Dan Cardinali is leaving his post at the helm of Independent Sector (IS) in Washington, D.C. He joined the organization as a board member in 2015 and became president and chief executive officer in 2016.

The IS board, chaired by Fred Blackwell who is president and CEO of The San Francisco Foundation, is getting ready to start a search. Cardinali will stay in the position until a new leader is selected and a transition is complete, he said via a statement.

Independent Sector is the national membership organization that brings together a diverse community of leaders from nonprofits, foundations, and corporate giving programs to strengthen civil society. The mission is to foster a sense of belonging, catalyzing action, and providing policy leadership across charitable sector. Members include both some of the nation’s largest and smallest organizations.

Cardinali said he plans some time off and then to take a somewhat new professional direction. “After a 35-year career in the sector, I am going to take a sabbatical to focus on interrogating a number of philosophical and theological questions that have guided my life and work. Specifically, I have set up a course of study around common good, justice, and individual/collective flourishing with theologian James Alison,” he said via the statement.

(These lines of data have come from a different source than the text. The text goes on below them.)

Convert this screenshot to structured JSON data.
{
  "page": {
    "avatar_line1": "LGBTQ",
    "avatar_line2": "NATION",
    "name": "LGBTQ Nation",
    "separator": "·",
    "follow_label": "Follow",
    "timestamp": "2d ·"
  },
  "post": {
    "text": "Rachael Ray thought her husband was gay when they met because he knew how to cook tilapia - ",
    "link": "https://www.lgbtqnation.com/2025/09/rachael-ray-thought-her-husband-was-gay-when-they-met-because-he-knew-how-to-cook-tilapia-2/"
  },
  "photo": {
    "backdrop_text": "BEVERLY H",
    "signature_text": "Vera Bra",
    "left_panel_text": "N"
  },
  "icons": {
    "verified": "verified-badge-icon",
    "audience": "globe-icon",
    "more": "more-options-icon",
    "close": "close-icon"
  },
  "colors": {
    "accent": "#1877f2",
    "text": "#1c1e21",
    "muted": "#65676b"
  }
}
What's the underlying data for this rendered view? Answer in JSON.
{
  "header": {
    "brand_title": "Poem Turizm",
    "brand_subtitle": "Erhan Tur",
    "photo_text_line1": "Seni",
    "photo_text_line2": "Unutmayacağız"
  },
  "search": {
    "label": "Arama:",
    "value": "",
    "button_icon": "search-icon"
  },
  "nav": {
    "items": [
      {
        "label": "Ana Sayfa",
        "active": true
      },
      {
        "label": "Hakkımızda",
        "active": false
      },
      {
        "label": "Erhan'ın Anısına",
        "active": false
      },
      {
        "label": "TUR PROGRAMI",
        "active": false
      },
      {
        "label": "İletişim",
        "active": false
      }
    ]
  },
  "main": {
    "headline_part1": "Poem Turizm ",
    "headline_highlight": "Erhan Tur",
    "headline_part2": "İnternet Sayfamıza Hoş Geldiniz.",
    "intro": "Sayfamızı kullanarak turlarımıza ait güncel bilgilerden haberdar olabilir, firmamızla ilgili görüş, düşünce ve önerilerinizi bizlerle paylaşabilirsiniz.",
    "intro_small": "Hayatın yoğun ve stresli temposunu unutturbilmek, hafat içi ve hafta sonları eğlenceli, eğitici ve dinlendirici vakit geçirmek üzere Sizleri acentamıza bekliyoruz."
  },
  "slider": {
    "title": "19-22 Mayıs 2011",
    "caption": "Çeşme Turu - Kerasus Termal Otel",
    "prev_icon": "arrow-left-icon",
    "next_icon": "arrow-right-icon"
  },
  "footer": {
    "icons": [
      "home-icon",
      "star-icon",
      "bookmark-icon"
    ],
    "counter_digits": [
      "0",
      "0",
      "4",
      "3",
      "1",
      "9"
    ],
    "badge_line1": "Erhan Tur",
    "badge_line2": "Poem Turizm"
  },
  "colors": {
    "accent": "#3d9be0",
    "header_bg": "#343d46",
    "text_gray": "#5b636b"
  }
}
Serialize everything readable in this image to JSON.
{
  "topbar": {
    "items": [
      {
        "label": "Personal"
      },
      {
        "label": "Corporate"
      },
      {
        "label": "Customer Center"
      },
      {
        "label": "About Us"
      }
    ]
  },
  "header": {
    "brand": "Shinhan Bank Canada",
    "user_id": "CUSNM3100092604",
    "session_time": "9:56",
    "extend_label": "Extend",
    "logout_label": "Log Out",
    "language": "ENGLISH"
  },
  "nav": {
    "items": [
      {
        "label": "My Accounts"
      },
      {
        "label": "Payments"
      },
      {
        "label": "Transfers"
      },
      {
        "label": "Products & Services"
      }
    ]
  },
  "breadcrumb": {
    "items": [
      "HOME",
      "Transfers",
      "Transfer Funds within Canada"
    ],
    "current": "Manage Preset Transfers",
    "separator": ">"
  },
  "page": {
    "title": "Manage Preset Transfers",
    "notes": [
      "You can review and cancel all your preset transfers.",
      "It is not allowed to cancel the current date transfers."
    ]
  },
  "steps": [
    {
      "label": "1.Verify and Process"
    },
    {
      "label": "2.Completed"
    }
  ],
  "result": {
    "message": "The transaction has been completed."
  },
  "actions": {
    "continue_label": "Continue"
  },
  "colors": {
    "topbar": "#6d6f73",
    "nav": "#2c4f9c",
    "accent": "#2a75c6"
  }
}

“I imagine it won’t be too long before I’m back working with colleagues in civil society around this framing, which I know guides many of our missions. But for now, I am incredibly excited to focus on this passion at my own pace,” he said via the statement.

Prior to IS, Cardinali led Communities In Schools in Arlington, Va., the nation’s largest and most effective dropout prevention organization, for 12 years after working in other positions at the organization. He has been credited with fostering the growing national trend toward community involvement in schools through partnerships with parents, businesses, policymakers, and local nonprofit groups.

Early in this career, Cardinali worked as a community organizer in Guadalajara, Mexico organizing a squatter community to secure land rights, running water, and public education. He then returned to Washington, D.C., for a research fellowship at the Woodstock Theological Center at Georgetown University.

Cardinali was a 2007 Annie E. Casey Children and Families Fellow, serves on the board of Child Trends and the advisory boards of Harvard Business Schools’ Social Enterprise Initiative, the Conference Board’s Center on Corporate Citizenship and Philanthropy, and Project Evident. He is also a trustee of The Fetzer Institute.  He was selected to The NonProfit Times’ annual Power & Influence Top 50 six times beginning in 2016.